The Los Osos sewer project is coming as close as it’s ever been to getting underway, which is to say basically nowhere.
The latest wrench in an already rusty set of gears came from the California Coastal Commission. On July 15, the commission’s Central Coast District Manager Dan Carl wrote a letter to Public Works Director Paavo Ogren with suggestions on changes the commission would like to see. Carl asked for more work to address seawater intrusion into the Los Osos water supply. He also asked for a better effort to conserve water used during the treatment and disposal process.
The letter comes across as a list of things to take care of before the project reaches the Coastal Commission. Technically, the SLO County Planning Commission could be the last stop for the project. Realistically, however, the planning commission’s decision will likely be appealed to the board of supervisors, and that decision, in turn, will likely be appealed to the Coastal Commission.

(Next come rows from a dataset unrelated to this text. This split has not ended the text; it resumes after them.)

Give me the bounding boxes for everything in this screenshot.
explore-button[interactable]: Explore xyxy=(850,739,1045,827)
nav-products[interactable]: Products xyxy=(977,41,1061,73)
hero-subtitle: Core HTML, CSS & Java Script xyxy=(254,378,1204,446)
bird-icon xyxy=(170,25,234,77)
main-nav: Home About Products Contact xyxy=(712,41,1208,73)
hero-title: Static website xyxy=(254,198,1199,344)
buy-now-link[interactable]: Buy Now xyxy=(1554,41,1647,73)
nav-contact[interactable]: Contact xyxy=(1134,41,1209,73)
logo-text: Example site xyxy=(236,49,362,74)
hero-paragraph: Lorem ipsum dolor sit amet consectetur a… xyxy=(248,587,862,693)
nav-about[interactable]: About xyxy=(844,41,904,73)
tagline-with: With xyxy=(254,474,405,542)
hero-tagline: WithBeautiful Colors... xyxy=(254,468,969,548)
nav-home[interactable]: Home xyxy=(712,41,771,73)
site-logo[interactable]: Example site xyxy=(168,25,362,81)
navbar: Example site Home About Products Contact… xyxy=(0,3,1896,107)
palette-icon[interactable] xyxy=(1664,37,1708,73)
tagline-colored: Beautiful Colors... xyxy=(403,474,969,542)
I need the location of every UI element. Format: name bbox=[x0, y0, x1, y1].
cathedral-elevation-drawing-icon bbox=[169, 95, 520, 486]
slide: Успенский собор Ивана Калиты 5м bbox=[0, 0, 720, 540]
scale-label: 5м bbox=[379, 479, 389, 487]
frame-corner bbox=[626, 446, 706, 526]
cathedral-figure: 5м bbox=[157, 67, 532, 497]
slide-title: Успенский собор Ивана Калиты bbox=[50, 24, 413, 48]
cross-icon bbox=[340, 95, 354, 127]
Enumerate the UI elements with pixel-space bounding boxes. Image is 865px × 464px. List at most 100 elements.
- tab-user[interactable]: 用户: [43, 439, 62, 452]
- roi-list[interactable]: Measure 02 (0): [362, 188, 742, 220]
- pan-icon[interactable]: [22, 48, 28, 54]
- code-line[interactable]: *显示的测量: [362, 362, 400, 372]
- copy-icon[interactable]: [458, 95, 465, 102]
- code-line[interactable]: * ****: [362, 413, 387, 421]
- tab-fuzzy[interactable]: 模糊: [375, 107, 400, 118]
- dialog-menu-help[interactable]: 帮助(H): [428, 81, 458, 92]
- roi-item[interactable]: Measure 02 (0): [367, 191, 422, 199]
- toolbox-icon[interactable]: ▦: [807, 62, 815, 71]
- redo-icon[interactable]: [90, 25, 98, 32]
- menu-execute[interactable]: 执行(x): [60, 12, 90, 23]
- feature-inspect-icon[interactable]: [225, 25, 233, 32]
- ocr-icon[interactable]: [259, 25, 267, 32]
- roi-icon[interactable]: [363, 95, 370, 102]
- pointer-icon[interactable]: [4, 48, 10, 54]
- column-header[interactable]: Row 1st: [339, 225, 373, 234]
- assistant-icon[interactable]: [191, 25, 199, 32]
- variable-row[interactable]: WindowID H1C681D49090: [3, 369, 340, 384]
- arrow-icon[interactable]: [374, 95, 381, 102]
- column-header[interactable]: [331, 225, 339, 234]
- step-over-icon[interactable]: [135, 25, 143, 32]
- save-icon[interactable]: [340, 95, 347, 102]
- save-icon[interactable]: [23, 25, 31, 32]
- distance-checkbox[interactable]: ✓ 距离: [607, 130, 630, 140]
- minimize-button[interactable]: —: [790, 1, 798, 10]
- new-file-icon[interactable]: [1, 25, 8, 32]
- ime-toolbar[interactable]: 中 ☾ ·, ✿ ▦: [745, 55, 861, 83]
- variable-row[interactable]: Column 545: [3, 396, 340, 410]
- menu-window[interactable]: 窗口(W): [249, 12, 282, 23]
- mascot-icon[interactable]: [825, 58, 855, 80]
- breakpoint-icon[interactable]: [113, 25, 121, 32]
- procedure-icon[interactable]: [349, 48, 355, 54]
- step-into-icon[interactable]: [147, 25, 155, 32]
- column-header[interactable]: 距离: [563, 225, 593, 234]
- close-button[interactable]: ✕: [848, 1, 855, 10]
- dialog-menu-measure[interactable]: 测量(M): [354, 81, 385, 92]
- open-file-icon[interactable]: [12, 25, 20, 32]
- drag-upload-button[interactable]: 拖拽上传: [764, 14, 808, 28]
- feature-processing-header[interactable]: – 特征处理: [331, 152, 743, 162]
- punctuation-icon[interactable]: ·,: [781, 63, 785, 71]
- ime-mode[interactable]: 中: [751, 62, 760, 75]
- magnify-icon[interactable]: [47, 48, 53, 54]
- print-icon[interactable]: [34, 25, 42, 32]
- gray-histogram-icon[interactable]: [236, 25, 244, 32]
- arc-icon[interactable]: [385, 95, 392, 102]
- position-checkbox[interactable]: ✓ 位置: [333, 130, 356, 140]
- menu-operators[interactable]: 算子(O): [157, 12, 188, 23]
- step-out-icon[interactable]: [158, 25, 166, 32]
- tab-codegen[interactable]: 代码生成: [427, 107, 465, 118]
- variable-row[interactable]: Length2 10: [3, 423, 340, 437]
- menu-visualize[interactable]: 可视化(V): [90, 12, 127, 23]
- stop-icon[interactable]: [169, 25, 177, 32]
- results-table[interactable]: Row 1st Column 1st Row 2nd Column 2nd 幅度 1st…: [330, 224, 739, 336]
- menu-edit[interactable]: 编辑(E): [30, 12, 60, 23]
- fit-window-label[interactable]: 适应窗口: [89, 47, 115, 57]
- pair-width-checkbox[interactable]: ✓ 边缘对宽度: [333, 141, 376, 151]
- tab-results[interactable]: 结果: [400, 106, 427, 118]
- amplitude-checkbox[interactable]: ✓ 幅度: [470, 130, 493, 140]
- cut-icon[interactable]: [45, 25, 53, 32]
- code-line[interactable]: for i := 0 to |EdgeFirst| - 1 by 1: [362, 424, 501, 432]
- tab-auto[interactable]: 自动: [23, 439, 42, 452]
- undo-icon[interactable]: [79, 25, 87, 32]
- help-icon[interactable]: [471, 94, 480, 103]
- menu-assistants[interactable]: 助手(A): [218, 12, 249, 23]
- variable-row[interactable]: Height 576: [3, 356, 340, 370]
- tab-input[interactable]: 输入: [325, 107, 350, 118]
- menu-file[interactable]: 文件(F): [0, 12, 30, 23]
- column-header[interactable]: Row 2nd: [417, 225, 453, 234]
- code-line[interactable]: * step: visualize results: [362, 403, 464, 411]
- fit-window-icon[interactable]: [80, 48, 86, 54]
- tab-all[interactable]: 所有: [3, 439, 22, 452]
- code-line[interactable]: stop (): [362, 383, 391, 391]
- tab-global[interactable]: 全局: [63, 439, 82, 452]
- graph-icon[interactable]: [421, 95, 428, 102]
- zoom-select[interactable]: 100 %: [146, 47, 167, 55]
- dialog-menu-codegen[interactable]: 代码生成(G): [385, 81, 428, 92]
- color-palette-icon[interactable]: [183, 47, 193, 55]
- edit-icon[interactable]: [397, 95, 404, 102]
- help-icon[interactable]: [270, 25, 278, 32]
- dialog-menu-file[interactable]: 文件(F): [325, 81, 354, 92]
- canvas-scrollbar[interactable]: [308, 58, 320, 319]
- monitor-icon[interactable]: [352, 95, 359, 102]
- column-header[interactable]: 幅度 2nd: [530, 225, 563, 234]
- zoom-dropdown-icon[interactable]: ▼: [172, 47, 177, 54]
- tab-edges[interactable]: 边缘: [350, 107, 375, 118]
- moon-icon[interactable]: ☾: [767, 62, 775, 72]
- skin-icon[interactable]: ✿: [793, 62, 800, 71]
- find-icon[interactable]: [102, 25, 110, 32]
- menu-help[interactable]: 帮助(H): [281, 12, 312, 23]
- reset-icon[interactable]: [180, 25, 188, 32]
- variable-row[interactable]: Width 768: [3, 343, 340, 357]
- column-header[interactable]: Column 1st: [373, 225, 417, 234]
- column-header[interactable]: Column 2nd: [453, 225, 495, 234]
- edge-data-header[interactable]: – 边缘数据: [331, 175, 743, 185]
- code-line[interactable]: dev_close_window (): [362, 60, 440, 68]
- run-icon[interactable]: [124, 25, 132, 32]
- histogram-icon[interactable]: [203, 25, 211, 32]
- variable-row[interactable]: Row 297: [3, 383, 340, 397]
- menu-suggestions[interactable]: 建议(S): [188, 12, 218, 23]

At each step in the appeal process the previous changes made to the project can be reversed.
“My goal is that we’re trying to make a good project,” said Planning Commissioner Anne Wyatt, “but yeah, there’s that reality of knowing that it’s going upwards.”
In a written statement Ogren provided to New Times, he said, “We are appreciative of the level of attention that Coastal Commission staff has recently devoted to this project, which is well before formal proceedings that may involve the commission.”
In fact, county planning commissioners have feverishly reviewed the project and already made changes to the original design. They moved the treatment facility from the agricultural Tonini Ranch site (on agricultural land outside of the water basin) to the Giacomazzi site near the Los Osos cemetery.
Critics of the Tonini site say water disposed there would not be recharged into the town’s water supply. Any impact to the water supply would come from the site where the treated wastewater is disposed and Public Works engineers said either location of the treatment site would be environmentally equal. As of this printing, commissioners had yet to decide if or where to move the disposal site, but were leaning away from Tonini.